I guess we should stop expecting to be treated as anything other than commodities. It'd end the disappointment.

Anka
01-15-2007, 02:17 PM
I think it's been quite a noticable change over the last 30 years. It's not just affecting the workplace, job mobility is affecting familes and communities as well.

palamin
01-15-2007, 03:52 PM
quote
wtf does Germany make anymore?

They still manufacture quite a bit, allittle over 1200 beer factories, and I am not kidding. I think the Audi is a German automobile. My company makes things for European automotives in Germany, but I know very little about who we supply over there. They still make quite a few things.

Back on subject, some of the problems now adays, is companies generally only want you for 5-10 years. The days of working a place for 30 years are pretty much over. One of the reasons being, pensions and things like that. Alot of companies just do not want to pay out for multiple employees with 30 years accrued pensions for several years until the employee dies. So, they nickel and dime it. Same with 401k plans where employers pick up some costs. They actually end up paying less than someone squirrelling away $3 k a year for 30 years or so, and some plans actually make money off of it with reduced payouts,ie 5 year plans before full benefits are paid back out.

So, with plants like mine that have been making car seats for Saturn for 18 years, another thing they are doing is, they come in build the seats, lose the contract to someone else, who, then in turn buys the facility and has a workforce already present to continue building. That is alot of the mobility right there, just bring in your own corporate types, you have a workforce already trained and in place. Just high priced corporate real estate, and in turn they do the same, and actually make more profits off selling the business location, than they do keeping it, as prices inflate.

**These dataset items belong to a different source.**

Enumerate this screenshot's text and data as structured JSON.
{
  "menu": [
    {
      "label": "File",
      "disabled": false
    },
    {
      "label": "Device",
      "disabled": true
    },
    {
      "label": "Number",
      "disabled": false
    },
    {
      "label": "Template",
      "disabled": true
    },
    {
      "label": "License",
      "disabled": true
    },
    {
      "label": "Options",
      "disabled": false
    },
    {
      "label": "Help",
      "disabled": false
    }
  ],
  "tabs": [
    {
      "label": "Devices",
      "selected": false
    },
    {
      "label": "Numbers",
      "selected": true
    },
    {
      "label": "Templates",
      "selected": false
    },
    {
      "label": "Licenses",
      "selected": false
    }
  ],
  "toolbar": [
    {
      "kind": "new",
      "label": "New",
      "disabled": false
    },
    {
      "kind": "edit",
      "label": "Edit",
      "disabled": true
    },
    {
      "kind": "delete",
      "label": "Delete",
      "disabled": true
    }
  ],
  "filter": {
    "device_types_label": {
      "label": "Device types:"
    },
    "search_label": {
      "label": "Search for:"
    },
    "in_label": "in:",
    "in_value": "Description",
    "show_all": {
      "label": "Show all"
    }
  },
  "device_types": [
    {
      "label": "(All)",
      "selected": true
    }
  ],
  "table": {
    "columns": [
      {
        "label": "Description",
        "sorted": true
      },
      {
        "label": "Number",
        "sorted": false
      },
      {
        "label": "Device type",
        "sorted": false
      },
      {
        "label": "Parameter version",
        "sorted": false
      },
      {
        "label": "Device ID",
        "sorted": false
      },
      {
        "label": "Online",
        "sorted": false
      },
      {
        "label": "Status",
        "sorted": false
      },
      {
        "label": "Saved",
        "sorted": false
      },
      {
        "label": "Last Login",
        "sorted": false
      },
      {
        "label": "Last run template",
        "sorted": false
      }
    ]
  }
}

Another thing is, corporations absolutly hate families. So, they are really cracking down on families by stricter attendance, rising health care costs being shared with group insurance, and on and on. Thus, forcing a more managable family structure for the most part, such as I believe adults are generally having 1.8 children per household now, and are expriencing more job turnovers.

Unionization, since the 80's, maybe late seventies, corporations have been strongly attacking unionization amongst employees. One of the things they like to point out is it raises the overall overheads for the business, higher wages, longer terms of employment, things of that nature. So, the demands on employees are far greater than before, higher quality expectations, more loyalty from employees by making sacrifices from personal lives for a career, and are expecting a higher profit margin in return.